Grid.ID - Nama Inara Rusli masih menjadi perbincangan hangat usai polemik nikah siri dengan Insanul Fahmi mencuat. Isu tersebut terus bergulir dan memicu berbagai reaksi dari masyarakat luas.
Polemik ini pertama kali mencuat ketika istri Insanul Fahmi, Wardatina Mawa, mengungkap dugaan perselingkuhan yang melibatkan suaminya dengan Inara Rusli. Pengakuan tersebut disampaikan ke publik pada November 2025 lalu.
Di tengah ramainya pemberitaan, mantan suami Inara, Virgoun, memutuskan membawa anak-anak mereka agar tidak berada di dekat Inara. Situasi tersebut semakin memperberat kondisi psikologis Inara.
Inara mengungkapkan bahwa mentalnya terguncang ketika kabar pernikahannya tersebar luas. “Campur aduk, karena siapa yang enggak sedih sih? Hati seorang Ibu mana yang enggak sedih. Enggak bisa ketemu sama anak-anaknya selama 2 bulan,“ ujar Inara dikutip dari podcast YouTube CURHAT BANG Denny Sumargo, Jumat (9/1/2026).
Selain itu, Inara juga merasa komunitas sosial yang dimilikinya ikut terseret dalam polemik tersebut. “Aku punya komunitas sosial yang enggak tau apa-apa tapi di framing seakan-akan mereka ini dalang dari ini semua,“ ungkapnya.
Dampak dari isu tersebut juga dirasakan Inara dalam dunia profesional. Ia mengaku tidak enak hati kepada banyak pihak. “Jadi aku merasa enggak enak hati ke mereka, ke banyak orang. Ke brand, PH film ada yang di cut juga,” ungkapnya
Inara juga mengaku kesulitan menjelaskan situasi yang sebenarnya karena opini publik sudah terbentuk. “Bingung mau jelasinnya gimana. Karena orang semuanya sudah terlanjur menerima informasi itu hanya dari satu pihak,“ katanya.
Lebih lanjut, Ibu tiga anak ini menegaskan bahwa dirinya merasa sebagai orang baru dalam hubungan pernikahan Insanul dan Wardatina Mawa. Ia mengaku tidak mengetahui kondisi rumah tangga Insanul karena sejak awal menikah tidak pernah diceritakan.
“Aku ngerasa gak punya hak untuk ngejelasin gitu.
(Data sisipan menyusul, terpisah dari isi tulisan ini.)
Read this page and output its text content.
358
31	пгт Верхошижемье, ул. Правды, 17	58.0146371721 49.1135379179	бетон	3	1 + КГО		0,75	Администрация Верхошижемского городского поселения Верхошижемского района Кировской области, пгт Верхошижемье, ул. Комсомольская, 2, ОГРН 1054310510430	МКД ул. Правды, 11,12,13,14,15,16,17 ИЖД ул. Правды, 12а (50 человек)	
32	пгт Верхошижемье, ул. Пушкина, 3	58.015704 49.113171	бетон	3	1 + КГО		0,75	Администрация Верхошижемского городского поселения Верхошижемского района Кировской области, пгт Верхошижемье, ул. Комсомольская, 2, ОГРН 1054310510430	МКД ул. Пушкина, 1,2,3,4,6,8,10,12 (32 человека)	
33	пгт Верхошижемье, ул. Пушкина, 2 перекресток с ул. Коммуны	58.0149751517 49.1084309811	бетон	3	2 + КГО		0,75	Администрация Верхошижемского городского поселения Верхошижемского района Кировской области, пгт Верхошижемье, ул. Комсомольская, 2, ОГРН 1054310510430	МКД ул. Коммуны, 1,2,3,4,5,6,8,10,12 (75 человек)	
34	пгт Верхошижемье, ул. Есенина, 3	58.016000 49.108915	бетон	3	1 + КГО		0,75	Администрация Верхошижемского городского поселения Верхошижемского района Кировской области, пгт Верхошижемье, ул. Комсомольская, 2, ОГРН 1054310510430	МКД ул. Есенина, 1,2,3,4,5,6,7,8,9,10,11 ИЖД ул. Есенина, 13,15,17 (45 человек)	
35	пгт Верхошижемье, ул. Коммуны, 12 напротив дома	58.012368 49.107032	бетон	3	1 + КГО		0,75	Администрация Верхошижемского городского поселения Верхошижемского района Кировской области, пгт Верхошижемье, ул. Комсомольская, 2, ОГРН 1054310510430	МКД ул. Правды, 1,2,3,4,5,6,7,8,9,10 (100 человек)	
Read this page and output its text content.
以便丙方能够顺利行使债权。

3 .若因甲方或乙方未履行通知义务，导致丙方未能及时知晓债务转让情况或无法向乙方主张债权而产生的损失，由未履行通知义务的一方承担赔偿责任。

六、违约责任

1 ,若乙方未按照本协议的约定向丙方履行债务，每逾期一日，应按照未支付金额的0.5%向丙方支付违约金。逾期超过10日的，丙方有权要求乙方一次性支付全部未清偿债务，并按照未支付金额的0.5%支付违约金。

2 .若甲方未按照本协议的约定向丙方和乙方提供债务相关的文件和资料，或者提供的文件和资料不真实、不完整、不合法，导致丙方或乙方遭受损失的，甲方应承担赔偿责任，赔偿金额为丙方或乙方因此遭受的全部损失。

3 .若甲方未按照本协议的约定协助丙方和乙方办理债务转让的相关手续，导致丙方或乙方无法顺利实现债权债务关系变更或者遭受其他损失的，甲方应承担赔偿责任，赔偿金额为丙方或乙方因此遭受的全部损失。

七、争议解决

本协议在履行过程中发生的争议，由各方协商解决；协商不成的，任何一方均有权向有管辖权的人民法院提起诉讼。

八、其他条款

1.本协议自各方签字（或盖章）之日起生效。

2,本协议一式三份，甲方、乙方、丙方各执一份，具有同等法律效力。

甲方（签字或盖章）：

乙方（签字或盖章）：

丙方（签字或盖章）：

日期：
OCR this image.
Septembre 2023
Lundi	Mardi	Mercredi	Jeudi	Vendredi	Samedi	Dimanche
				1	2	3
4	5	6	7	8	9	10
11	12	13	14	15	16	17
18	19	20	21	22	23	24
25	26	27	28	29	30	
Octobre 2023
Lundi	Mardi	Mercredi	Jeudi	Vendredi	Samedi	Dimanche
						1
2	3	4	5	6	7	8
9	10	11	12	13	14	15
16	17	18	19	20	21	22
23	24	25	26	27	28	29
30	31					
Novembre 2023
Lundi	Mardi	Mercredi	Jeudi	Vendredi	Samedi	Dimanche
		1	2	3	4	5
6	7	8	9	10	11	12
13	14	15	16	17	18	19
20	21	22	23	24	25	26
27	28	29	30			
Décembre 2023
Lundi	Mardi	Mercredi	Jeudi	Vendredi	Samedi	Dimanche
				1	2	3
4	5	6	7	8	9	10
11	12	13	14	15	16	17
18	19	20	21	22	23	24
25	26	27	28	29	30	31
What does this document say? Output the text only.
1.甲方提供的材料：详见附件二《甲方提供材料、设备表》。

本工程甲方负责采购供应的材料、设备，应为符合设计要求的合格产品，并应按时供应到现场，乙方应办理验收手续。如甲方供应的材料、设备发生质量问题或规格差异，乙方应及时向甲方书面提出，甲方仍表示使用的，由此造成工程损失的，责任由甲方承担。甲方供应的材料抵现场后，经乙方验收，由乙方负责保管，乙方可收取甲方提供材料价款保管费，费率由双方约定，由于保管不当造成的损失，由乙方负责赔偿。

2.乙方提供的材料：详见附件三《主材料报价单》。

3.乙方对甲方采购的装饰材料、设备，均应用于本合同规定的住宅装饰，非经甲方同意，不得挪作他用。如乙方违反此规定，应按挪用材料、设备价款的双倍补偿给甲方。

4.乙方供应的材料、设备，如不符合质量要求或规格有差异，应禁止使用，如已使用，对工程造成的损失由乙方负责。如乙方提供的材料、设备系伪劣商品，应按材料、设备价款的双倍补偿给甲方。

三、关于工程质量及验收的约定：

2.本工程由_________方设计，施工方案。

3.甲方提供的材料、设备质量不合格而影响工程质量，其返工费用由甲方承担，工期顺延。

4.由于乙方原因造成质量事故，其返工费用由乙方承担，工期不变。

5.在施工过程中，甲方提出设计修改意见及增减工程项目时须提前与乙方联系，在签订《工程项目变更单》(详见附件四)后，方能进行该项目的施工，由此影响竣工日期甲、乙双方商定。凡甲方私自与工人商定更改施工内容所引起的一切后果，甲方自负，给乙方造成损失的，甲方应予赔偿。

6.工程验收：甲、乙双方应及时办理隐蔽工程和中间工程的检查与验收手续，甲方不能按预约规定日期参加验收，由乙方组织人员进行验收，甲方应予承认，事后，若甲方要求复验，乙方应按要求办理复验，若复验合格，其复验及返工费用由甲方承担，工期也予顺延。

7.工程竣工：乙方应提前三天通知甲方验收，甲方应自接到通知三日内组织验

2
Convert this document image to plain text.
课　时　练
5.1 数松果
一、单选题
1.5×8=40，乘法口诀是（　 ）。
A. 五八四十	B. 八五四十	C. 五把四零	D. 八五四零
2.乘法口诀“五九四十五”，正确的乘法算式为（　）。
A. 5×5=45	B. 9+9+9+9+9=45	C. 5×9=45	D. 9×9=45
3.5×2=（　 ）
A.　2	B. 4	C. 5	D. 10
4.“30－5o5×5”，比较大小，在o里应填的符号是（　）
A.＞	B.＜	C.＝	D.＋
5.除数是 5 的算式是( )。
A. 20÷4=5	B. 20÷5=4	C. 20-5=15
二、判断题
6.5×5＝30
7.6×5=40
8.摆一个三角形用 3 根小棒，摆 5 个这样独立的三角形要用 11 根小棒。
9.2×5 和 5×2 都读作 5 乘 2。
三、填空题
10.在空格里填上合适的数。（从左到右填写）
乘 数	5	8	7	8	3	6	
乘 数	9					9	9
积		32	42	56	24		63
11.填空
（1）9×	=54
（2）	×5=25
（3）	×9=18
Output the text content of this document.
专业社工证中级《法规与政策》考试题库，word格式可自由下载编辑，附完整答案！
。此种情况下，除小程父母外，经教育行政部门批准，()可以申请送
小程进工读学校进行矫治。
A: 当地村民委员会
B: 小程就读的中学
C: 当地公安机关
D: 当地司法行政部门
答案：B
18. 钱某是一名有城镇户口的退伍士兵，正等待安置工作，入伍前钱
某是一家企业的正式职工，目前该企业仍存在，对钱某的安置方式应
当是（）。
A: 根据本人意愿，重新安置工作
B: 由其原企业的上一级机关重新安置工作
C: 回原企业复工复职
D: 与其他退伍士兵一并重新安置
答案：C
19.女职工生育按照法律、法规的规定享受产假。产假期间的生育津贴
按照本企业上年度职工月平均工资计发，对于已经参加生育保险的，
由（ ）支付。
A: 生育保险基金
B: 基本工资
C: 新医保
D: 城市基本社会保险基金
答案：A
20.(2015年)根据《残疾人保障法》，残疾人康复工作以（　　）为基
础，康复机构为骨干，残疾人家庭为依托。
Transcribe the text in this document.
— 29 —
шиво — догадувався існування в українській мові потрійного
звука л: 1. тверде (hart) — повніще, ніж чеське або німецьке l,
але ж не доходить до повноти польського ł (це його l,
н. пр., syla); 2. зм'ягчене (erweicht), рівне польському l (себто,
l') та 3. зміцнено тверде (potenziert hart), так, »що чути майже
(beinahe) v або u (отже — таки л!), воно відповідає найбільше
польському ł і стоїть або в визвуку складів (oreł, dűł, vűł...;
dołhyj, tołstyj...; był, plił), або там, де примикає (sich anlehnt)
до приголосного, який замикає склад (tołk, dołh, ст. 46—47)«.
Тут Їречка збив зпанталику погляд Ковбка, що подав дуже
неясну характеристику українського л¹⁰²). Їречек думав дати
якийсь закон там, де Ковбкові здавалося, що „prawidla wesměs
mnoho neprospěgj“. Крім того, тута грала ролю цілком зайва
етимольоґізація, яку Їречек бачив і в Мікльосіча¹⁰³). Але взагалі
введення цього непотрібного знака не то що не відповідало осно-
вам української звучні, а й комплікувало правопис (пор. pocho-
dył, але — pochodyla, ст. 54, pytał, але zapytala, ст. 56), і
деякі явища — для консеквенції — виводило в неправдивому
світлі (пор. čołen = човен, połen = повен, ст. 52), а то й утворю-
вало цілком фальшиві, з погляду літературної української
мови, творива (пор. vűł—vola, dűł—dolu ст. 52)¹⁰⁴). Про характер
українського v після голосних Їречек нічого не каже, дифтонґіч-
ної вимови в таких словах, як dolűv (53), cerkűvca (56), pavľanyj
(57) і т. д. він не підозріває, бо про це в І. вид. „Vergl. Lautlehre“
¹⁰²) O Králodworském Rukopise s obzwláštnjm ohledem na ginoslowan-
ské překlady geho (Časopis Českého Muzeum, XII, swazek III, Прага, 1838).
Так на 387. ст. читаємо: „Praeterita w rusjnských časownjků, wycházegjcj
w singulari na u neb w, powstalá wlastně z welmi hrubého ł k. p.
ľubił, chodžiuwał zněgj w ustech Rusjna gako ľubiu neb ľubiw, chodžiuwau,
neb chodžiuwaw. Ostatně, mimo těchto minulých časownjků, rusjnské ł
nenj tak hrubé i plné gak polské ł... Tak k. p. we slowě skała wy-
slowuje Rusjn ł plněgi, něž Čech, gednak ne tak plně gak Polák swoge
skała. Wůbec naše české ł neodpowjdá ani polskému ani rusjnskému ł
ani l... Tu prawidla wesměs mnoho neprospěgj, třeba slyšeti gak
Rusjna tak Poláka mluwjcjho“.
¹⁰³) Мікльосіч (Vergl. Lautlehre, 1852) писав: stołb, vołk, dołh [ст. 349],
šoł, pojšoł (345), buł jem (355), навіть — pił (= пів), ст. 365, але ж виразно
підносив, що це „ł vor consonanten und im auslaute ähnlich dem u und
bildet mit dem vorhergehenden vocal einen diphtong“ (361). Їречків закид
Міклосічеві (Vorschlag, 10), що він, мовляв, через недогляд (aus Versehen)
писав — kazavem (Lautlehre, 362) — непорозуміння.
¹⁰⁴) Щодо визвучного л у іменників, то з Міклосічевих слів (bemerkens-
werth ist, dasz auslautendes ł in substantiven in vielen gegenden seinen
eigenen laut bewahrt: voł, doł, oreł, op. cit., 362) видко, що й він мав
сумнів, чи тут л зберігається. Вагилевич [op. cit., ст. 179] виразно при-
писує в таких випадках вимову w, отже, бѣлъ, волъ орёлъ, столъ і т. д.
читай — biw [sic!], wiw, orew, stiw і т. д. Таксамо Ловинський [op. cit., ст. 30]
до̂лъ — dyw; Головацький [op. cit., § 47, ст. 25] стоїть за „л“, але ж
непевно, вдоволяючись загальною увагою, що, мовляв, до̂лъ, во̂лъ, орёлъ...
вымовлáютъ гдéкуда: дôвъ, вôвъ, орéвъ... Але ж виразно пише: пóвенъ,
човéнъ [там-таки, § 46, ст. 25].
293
Kayak aku nih posisinya juga orang baru, aku enggak tau apa-apa,“ ucap Inara. Ia pun tidak menutup mata atas kesalahan yang mungkin telah ia lakukan.
“Aku enggak mau sama sekali bilang aku benar. Aku juga salah karena aku enggak nanya, karena aku kurang detail. Terserah orang mau bilang aku bodoh atau apapun itu aku terima,“ ujarnya.
Meski demikian, Inara mengaku tidak mempermasalahkan berbagai penilaian negatif yang diarahkan kepadanya. “Aku enggak mempermasalahkan orang mau ngejatuhin nama aku, mau nge-judge aku, mau menghakimi aku, mau menghina, aku enggak masalah sama sekali,“ katanya.
Ia juga mengatakan keikhlasannya jika harus kehilangan popularitas dan sumber penghasilan dari media sosial. “Sosmed kemarin itu tools doang buat aku cari uang. Buat menyampaikan syiar. Jadi kalau misalnya Allah mau ngambil itu semua, engga apa-apa aku ridho,“ tutup Inara.(*)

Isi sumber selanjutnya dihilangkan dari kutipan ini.